Did you check your plugs after a plug chop? If it was just after riding it around for awhile, the color of those plugs would depend on where you spend most of your time on the throttle.
Is there a baffle in your exhaust? If you have a pretty open exhaust, and pod air filters, it seems to me that 120 mains are a bit too small, especially if you have the needle at that position. Your needle affects mostly in the 1/4 to 1/2 range of throttle opening and your main jet affects about 2/3 and up. There's a lot of info about this around here.
Coughing from the carbs and a popping exhaust indicates a lean condition, or possibly out-of-sync carbs. Try going down to the middle notch or below on the needle and see if that fixes that small-throttle coughing. If you're still bogging down at more open throttle positions, go up a main set size. You might have to then fiddle with the needle a bit more to find that 1/2 throttle sweet spot keeping in mind that at that range, both the needle and to a smaller extent the main jet affect the mixture.

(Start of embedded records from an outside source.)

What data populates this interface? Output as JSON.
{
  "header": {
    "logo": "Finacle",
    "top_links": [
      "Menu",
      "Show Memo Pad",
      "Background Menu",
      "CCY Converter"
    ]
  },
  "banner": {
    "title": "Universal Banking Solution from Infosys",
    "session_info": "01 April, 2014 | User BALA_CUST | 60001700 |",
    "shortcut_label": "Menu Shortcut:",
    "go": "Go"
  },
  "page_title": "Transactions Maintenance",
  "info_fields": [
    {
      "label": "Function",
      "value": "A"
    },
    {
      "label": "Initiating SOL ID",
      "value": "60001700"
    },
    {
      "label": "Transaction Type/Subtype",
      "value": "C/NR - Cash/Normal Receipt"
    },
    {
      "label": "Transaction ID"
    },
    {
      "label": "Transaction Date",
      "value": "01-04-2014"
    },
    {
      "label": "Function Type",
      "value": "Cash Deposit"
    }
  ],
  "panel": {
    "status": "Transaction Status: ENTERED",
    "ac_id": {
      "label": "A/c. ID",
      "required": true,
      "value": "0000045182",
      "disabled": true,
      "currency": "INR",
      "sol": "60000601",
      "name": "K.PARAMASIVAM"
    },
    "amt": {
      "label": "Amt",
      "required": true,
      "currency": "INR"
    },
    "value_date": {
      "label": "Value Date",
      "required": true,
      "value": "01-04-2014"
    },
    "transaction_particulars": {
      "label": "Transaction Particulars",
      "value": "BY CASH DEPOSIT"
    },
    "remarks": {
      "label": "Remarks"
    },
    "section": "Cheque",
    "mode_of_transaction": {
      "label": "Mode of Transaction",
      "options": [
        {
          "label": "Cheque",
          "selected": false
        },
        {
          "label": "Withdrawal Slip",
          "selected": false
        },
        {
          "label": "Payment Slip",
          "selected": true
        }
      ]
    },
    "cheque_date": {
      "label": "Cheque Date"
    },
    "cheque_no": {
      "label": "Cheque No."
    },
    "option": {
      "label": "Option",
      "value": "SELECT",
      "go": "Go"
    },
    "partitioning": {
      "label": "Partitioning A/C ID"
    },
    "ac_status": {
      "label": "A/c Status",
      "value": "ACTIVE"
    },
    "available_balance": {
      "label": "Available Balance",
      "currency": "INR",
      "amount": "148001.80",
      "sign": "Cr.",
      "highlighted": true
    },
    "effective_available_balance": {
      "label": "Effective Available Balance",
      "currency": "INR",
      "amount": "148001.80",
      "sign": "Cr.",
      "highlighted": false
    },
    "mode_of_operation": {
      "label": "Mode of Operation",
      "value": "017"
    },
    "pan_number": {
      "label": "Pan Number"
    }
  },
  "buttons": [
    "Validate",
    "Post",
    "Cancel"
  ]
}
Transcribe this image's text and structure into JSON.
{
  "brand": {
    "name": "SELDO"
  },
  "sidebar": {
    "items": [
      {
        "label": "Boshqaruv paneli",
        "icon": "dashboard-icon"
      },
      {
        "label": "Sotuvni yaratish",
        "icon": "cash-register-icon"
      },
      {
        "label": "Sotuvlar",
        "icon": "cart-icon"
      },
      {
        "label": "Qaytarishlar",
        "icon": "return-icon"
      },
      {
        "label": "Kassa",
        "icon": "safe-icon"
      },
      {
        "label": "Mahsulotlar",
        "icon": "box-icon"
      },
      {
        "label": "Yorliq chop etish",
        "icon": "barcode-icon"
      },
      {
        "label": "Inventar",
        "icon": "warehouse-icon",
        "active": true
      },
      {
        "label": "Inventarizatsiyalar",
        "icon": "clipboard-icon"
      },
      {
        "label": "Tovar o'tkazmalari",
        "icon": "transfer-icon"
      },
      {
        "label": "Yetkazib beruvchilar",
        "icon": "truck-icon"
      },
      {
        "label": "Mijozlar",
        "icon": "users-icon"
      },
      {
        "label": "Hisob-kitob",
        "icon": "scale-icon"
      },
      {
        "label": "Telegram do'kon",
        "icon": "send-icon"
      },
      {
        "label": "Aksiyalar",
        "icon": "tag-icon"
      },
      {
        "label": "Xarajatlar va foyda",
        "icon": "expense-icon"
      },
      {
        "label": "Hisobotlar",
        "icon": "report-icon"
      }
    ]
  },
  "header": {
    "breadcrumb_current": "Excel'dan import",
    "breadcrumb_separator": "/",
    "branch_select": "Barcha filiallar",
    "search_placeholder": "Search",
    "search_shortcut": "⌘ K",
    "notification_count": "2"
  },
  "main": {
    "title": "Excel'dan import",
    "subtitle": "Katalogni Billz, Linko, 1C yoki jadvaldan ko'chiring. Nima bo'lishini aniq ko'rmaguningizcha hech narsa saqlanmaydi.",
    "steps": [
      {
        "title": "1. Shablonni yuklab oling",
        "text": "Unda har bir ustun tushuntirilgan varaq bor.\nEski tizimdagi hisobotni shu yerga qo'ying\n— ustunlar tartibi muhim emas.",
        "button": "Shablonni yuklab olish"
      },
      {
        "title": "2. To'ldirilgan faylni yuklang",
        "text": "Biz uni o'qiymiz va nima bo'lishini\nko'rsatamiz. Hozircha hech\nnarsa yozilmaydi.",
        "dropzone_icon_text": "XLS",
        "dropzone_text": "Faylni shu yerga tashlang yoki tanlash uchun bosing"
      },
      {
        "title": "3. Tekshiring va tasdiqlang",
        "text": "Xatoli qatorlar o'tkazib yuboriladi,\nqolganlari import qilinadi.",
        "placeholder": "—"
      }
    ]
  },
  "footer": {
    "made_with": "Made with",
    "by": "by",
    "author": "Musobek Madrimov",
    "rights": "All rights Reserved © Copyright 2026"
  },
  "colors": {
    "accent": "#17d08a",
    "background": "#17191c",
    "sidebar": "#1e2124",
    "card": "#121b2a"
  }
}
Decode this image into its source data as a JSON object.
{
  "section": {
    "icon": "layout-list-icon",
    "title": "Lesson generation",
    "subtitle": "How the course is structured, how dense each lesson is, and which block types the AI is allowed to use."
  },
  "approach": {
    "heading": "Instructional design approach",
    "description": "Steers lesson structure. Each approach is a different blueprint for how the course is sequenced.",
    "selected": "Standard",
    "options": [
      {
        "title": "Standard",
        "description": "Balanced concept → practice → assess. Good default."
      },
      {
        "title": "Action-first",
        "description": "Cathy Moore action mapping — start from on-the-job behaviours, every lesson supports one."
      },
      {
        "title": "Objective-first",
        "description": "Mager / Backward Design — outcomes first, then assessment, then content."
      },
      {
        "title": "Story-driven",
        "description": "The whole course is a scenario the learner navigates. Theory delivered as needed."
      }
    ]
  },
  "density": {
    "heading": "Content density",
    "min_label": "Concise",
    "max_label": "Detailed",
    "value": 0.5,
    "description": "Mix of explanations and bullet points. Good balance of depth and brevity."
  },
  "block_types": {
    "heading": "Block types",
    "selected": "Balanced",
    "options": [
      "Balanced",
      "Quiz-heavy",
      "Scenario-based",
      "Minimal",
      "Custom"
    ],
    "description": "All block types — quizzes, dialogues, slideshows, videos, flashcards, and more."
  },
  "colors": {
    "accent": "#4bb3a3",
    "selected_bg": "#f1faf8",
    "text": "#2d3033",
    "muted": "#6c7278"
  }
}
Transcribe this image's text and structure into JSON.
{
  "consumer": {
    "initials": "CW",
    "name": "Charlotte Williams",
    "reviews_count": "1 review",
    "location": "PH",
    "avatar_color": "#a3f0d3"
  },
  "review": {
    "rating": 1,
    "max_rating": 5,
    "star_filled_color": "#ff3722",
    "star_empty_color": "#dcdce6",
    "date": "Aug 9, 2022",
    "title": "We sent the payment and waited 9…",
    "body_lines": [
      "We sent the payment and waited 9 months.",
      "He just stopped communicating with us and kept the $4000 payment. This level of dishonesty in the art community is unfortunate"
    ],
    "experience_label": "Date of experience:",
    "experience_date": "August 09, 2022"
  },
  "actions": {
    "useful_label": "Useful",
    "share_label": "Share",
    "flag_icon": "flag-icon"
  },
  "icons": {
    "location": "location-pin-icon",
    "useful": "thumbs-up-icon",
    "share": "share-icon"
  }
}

Oh, and as for your cranky idle, well, I used to have a similar problem. Do the carbs on the 77 CB750F have an idle mixture adjustment? Lower your idle to ~1200 rpm with the idle screw when the bike is nice and warmed up. Start with one carb and turn that screw 1/4 turn at a time until you find where the idle is the highest. Lower the idle back down again with the idle screw, and repeat the procedure until there isn't a real difference in idle speed if you turn that screw 1/8 turn either way. Do that for the rest of them.
What you're going to find is you'll probably be richening up your idle mix quite a bit. This will improve your low-throttle running as well as help your bike idle while cold, so that it idles at a speed comparable to what it does when hot.
At sea level on my 70 CB750K with pods and an open Kerker, i have 125 mains and the needles in the middle...
Wow, carbs, such amazing chunks of metal... can you tell I've been spending a lot of time on them lately?